Depuis le mois de février 2025, le service de cartographie Google Maps désigne par l’appellation de « Golfe d’Amérique », du moins pour les usagers situés aux États-Unis, la mer qui est entourée par la Floride, la Louisiane, le Texas, le Mexique et l’île de Cuba. Pour les utilisateurs situés au Mexique, est conservé le terme de « Golfo de Mexico ». Pour les usagers d’autres pays, les deux noms sont juxtaposés, celui de Golfe du Mexique étant suivi, entre parenthèses, de celui de Golfe d’Amérique.
Cette innovation dans la toponymie marine a fait suite au décret, signé le 20 janvier précédent par le président Trump et avalisé par la Chambre des Représentants, changeant le nom du golfe du Mexique pour en faire un « golfe d’Amérique ».
Le plus souvent évoqué dans ses aspects politiques ou diplomatiques, ce changement est l’occasion de revenir sur l’histoire de l’appellation de l’espace concerné sur les cartes marines.
Elle est en vérité assez simple et témoigne d’une grande constance, chez les cartographes, pour désigner d’un même nom une même mer, quels qu’aient été les changements intervenus dans la possession ou l’administration des terres qui l’entourent.
Une hésitation se manifeste, aux tout débuts de l’établissement d’une cartographie détaillée des Amériques, lorsqu’il s’agit de nommer l’espace marin qui est entre la Nouvelle Espagne à l’ouest, la « Nueva Galitia » au nord, la Floride et Cuba à l’est :
Dans sa carte d’Amérique (Americae sive quartae orbis partis nova et exactissima descriptio) de 1562, gravée par l’Anversois Hieronymus Cock, le cosmographe du roi d’Espagne Diego Guttierez retient l’appellation de "Golfo de la Nueva Espana". Il reprenait ici le nom choisi par Hernan Cortés pour baptiser les territoires conquis sur l’empire aztèque, au nom de la couronne d’Espagne, entre 1519 et 1521. Pour leur administration avait été créée en 1535 la vice-royauté de la Nouvelle Espagne.

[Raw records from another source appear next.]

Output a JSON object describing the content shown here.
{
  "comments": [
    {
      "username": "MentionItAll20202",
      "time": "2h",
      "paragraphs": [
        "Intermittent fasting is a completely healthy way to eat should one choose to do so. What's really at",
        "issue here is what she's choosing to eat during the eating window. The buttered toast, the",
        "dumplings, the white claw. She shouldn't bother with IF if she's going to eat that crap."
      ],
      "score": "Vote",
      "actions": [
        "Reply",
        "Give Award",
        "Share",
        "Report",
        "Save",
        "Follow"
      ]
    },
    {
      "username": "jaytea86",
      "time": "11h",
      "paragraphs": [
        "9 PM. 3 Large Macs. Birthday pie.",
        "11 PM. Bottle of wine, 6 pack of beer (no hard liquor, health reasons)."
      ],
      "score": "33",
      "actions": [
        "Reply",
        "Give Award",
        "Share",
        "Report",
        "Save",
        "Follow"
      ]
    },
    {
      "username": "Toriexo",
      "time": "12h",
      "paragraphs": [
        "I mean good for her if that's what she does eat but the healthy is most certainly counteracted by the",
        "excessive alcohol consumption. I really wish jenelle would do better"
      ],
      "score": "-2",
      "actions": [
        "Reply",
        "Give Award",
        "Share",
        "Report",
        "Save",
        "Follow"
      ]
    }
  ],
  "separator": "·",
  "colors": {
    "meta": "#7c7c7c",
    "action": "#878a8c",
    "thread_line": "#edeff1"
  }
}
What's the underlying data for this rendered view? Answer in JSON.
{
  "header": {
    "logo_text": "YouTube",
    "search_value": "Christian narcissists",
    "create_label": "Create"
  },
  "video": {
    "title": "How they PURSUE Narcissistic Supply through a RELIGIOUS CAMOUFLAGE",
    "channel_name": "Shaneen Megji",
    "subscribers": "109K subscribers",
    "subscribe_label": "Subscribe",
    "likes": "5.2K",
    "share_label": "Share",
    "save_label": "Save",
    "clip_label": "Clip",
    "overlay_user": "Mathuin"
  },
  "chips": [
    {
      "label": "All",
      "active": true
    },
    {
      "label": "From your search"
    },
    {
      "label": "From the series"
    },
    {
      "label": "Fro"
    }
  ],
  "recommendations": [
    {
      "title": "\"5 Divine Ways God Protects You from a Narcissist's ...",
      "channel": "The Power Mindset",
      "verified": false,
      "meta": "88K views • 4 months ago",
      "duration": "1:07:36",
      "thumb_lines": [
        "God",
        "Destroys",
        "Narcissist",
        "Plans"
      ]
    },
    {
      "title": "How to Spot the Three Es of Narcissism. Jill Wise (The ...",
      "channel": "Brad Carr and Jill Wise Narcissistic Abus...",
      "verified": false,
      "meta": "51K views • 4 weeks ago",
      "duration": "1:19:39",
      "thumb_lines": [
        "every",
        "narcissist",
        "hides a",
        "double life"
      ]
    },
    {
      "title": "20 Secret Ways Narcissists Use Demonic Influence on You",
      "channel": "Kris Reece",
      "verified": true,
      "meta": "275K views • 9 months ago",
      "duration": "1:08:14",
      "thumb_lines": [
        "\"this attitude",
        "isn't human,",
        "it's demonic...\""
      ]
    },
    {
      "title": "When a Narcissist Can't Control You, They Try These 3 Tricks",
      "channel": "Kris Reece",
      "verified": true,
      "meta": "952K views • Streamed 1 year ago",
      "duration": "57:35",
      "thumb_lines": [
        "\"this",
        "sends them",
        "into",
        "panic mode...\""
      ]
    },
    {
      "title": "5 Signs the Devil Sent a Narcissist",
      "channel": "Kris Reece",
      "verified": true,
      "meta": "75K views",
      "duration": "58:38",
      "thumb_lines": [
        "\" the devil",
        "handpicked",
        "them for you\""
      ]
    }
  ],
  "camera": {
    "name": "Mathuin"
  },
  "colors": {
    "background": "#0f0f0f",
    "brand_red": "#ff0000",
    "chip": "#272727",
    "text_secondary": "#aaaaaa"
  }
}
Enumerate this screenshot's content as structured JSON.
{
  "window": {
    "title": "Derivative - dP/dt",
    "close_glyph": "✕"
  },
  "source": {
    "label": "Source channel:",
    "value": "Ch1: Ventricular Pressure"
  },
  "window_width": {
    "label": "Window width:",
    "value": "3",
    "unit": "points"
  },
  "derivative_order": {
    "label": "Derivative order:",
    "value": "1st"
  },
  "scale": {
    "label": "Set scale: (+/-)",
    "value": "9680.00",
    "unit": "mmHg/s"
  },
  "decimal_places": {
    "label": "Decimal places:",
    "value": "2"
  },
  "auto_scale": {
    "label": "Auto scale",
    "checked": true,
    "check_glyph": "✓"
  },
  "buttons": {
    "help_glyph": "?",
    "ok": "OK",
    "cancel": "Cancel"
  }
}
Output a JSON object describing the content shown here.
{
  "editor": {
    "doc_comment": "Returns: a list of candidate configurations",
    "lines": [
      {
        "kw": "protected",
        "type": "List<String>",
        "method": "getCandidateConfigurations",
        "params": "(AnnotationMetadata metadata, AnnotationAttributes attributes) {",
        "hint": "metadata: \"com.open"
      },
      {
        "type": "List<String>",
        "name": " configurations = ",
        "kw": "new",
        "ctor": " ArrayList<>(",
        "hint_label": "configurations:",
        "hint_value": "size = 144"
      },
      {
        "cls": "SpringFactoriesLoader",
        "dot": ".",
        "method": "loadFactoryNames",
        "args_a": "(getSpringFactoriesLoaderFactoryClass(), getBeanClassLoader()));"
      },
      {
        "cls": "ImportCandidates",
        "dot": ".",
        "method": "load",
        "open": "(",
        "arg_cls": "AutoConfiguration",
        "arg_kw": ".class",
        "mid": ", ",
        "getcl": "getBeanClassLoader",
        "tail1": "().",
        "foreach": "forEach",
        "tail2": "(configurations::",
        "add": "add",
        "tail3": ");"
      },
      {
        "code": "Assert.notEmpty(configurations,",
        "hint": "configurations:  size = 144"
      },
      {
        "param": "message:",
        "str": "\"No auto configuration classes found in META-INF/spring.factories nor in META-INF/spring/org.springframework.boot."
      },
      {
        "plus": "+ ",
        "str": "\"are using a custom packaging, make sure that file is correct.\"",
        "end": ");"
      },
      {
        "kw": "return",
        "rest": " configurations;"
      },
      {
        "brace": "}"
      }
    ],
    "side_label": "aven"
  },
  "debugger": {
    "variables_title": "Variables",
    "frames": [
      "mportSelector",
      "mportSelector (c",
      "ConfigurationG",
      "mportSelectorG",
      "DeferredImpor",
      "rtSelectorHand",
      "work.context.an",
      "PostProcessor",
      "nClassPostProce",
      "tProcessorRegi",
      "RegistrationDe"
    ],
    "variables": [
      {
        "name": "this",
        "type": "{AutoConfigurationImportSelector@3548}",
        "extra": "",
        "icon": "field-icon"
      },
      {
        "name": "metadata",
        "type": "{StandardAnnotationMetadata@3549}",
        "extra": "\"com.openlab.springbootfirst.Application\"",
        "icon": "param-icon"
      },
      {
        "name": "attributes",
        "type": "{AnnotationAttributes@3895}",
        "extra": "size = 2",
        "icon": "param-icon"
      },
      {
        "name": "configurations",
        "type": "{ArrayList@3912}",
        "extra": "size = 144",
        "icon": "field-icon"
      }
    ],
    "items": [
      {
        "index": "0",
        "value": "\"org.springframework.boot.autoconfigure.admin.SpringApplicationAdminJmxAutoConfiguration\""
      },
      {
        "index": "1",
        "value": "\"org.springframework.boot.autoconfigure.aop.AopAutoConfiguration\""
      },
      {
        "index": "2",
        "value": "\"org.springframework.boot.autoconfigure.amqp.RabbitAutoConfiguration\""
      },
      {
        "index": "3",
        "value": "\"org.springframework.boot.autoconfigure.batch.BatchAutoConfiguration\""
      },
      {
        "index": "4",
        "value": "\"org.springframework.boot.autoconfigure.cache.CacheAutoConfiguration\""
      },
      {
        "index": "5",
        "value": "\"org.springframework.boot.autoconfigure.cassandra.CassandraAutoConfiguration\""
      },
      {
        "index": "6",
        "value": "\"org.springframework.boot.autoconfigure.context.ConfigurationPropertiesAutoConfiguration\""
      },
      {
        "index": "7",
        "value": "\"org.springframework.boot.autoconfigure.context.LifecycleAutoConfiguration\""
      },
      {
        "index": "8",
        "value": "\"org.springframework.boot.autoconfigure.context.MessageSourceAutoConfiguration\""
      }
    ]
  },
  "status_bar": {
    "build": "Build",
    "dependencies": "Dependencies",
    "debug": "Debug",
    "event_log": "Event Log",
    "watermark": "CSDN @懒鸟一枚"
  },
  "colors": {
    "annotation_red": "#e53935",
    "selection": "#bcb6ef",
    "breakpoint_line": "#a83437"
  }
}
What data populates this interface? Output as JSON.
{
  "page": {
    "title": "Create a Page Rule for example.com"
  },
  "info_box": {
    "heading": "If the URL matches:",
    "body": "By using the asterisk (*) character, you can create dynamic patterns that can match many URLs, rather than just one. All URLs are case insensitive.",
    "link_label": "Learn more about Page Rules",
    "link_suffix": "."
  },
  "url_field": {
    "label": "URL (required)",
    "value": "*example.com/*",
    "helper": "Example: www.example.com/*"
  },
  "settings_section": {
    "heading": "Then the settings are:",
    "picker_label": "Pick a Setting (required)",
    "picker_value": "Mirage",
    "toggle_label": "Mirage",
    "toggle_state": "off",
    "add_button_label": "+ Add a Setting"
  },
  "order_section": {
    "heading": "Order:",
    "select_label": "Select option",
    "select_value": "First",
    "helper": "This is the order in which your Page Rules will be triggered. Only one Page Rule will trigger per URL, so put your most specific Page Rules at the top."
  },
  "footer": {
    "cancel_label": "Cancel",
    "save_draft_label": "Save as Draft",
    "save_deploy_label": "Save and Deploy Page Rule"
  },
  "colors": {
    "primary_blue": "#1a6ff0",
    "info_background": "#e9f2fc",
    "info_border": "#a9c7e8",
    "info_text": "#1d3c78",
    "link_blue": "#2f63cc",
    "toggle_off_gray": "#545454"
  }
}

Dans une carte de l’Amérique du Nord publiée à Venise en 1565, Paolo Forlani désigne la même mer du nom de "Golfo Mexicano", le terme étant repris par les cartographes vénitiens de la même époque (v. la deuxième version de la carte précédente publiée en 1566 par Bolognino Zaltieri, et la carte du nouveau monde publiée en 1572 par Tomasso Porcacchi).
La seconde désignation devait s’imposer auprès de la généralité des cartographes.
Le Français André Thevet montre le « golfe Mexique » entre la Floride et la Nouvelle Espagne sur sa carte d’Amérique (Quarte partie du monde) réalisée en 1575.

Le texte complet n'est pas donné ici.